En janvier 2014, le Parlement Européen a adopté une nouvelle directive visant à moderniser les projets de travaux publics en y incluant l’omniprésence de la technologie BIM (Building Information Modeling).

Le Royaume-Uni, les Pays-Bas, le Danemark, la Finlande et la Norvège exigeaient déjà l’utilisation du Building Information Modeling (BIM) pour leurs projets de travaux publics. Désormais tous les pays de l’Union européenne seront encouragés, durant les deux prochaines années, à adopter la technologie BIM pour tous les travaux publics. Ce changement permettra de réduire les coûts, d’éviter les dépassements de budget et de moderniser les procédés.
La nouvelle directive européenne reflète également l’aspect complexe auquel sont confrontés les architectes, autant du point de vue du design que de l’estimation du cycle de vie de la construction.
De plus, l’utilisation systématique du BIM facilitera l’intégration des normes, - de plus en plus nombreuses et complexes - et les spécificités locales, tout en continuant à garantir un haut niveau de qualité.

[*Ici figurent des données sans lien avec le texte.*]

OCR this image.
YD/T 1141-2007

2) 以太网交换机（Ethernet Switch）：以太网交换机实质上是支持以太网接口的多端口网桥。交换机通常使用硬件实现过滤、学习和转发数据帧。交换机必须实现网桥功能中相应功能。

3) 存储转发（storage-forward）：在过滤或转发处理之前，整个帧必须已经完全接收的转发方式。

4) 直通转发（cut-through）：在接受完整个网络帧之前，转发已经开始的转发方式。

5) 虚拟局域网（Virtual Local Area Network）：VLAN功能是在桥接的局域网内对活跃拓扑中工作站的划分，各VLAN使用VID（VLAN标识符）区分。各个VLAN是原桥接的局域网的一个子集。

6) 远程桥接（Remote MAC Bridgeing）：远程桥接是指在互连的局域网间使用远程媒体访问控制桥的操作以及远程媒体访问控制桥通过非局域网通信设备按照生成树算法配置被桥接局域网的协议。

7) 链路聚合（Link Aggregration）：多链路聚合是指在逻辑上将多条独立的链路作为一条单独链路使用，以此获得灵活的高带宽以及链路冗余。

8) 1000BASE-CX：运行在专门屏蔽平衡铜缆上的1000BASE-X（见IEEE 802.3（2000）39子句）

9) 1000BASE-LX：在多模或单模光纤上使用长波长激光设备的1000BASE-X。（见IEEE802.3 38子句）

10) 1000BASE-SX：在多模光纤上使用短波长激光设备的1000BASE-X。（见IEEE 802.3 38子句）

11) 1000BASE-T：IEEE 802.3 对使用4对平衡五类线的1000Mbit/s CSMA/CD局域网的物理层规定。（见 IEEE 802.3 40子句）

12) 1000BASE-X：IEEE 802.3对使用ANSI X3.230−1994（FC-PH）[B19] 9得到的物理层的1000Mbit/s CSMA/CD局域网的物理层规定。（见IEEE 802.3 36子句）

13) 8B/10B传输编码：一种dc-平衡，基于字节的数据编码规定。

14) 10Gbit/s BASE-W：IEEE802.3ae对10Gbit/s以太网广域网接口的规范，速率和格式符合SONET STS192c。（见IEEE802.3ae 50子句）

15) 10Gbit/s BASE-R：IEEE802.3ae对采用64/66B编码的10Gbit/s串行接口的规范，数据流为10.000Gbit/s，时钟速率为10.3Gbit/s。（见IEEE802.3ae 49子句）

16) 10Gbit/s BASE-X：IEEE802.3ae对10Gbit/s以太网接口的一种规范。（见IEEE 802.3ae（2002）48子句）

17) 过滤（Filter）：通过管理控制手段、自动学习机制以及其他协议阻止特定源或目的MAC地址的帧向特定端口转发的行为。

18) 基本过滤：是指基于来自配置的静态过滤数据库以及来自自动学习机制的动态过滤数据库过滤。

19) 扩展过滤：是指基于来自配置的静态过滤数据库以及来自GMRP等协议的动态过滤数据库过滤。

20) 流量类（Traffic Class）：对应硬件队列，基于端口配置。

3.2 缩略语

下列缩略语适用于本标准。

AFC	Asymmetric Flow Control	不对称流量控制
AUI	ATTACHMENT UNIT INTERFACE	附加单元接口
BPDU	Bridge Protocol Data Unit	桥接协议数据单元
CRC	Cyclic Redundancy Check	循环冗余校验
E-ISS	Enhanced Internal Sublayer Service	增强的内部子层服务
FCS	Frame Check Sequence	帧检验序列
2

La nouvelle réglementation est une formidable opportunité pour l’Europe

L’Angleterre est un excellent exemple pour illustrer les atouts du BIM. Depuis son adoption en 2012, le Royaume-Uni a estimé à 2 milliards d’euros les économies réalisées en matière de projets de construction publique majeurs. Aujourd’hui, 66 % des grands projets publics sont livrés dans les temps et sans que cela n’engendre d’augmentation du budget, soit une amélioration de 33 % depuis 2010.

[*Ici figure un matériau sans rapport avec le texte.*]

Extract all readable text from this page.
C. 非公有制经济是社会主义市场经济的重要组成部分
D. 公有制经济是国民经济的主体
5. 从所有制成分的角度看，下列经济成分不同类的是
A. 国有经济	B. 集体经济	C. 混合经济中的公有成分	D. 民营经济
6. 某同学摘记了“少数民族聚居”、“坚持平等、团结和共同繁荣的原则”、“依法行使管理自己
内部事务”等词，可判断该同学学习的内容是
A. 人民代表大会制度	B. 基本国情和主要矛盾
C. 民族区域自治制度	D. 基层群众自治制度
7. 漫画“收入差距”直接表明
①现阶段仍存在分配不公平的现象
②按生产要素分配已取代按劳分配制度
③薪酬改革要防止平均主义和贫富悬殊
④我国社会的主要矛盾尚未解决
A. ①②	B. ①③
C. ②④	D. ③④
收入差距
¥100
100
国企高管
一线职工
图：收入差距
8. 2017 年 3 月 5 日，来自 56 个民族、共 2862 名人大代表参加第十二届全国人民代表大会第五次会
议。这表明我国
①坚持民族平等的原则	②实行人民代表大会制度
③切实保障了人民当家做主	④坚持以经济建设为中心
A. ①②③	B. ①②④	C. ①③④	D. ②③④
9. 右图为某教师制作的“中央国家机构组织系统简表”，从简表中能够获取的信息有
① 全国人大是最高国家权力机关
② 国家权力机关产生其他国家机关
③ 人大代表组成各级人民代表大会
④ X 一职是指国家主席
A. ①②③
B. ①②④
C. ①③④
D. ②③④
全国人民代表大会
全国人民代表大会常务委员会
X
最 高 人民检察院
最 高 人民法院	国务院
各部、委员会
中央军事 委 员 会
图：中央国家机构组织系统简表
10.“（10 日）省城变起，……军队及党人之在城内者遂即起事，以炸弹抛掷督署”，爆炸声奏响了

Le BIM permet de réaliser des économies de 5 à 20 % selon les projets. Sur la base de cette estimation et des résultats anglais, nous estimons que l’Europe pourra réaliser une économie de 200 milliards d’euros dans les trois prochaines années.. Il est nécessaire que l’utilisation du BIM s’automatise afin que toute la profession puisse constater les atouts de cette technologie.
En tant qu'éditeur de logiciel de design 3D, nous avons un rôle majeur à jouer, en apportant une aide efficace permettant de définir les standards et ainsi nous positionner comme conseiller actif soutenant les gouvernements et les agences dans leur compréhension de cette technologie. L’utilisation systématique du BIM améliorera les procédés d’approvisionnement, de gain associé aux volumes achetés, de standardisation et de personnalisation de masse des projets. Avant tout, le plus important dans le climat économique actuel sera la répercussion positive qu’il y aura in fine sur le contribuable et la livraison de bâtiments ultra fonctionnels.

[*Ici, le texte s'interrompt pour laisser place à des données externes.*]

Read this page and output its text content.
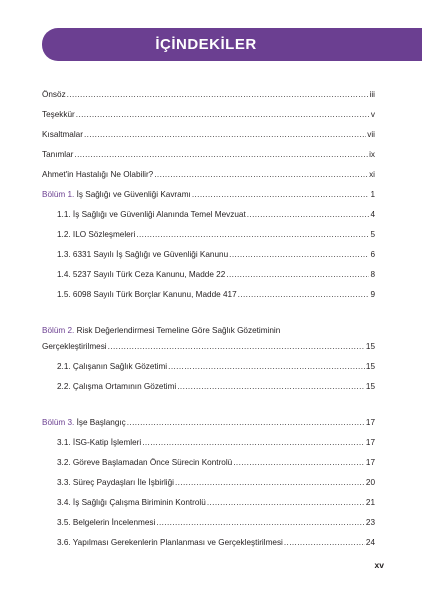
İÇİNDEKİLER
Önsöz .....	iii
Teşekkür .....	v
Kısaltmalar .....	vii
Tanımlar .....	ix
Ahmet'in Hastalığı Ne Olabilir? .....	xi
Bölüm 1. İş Sağlığı ve Güvenliği Kavramı .....	1
1.1. İş Sağlığı ve Güvenliği Alanında Temel Mevzuat .....	4
1.2. ILO Sözleşmeleri .....	5
1.3. 6331 Sayılı İş Sağlığı ve Güvenliği Kanunu .....	6
1.4. 5237 Sayılı Türk Ceza Kanunu, Madde 22 .....	8
1.5. 6098 Sayılı Türk Borçlar Kanunu, Madde 417 .....	9
Bölüm 2. Risk Değerlendirmesi Temeline Göre Sağlık Gözetiminin
Gerçekleştirilmesi .....	15
2.1. Çalışanın Sağlık Gözetimi .....	15
2.2. Çalışma Ortamının Gözetimi .....	15
Bölüm 3. İşe Başlangıç .....	17
3.1. İSG-Katip İşlemleri .....	17
3.2. Göreve Başlamadan Önce Sürecin Kontrolü .....	17
3.3. Süreç Paydaşları İle İşbirliği .....	20
3.4. İş Sağlığı Çalışma Biriminin Kontrolü .....	21
3.5. Belgelerin İncelenmesi .....	23
3.6. Yapılması Gerekenlerin Planlanması ve Gerçekleştirilmesi .....	24
xv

Pour autant, je souhaite insister sur le fait que les designers et les acteurs de l’industrie du bâtiment ne doivent pas voir cette annonce comme un moyen de circonscrire le secteur. En effet, cette directive ne sous-entend pas d’envisager une standardisation des solutions ou encore l’uniformisation des designs.
La base de cette évolution est belle et bien d’achever des constructions au meilleur design et d’offrir une meilleure expérience aux utilisateurs. L’Europe, et plus particulièrement les ingénieurs, entrepreneurs et architectes français se voient ouvrir de nouvelles perspectives en matière d’innovation.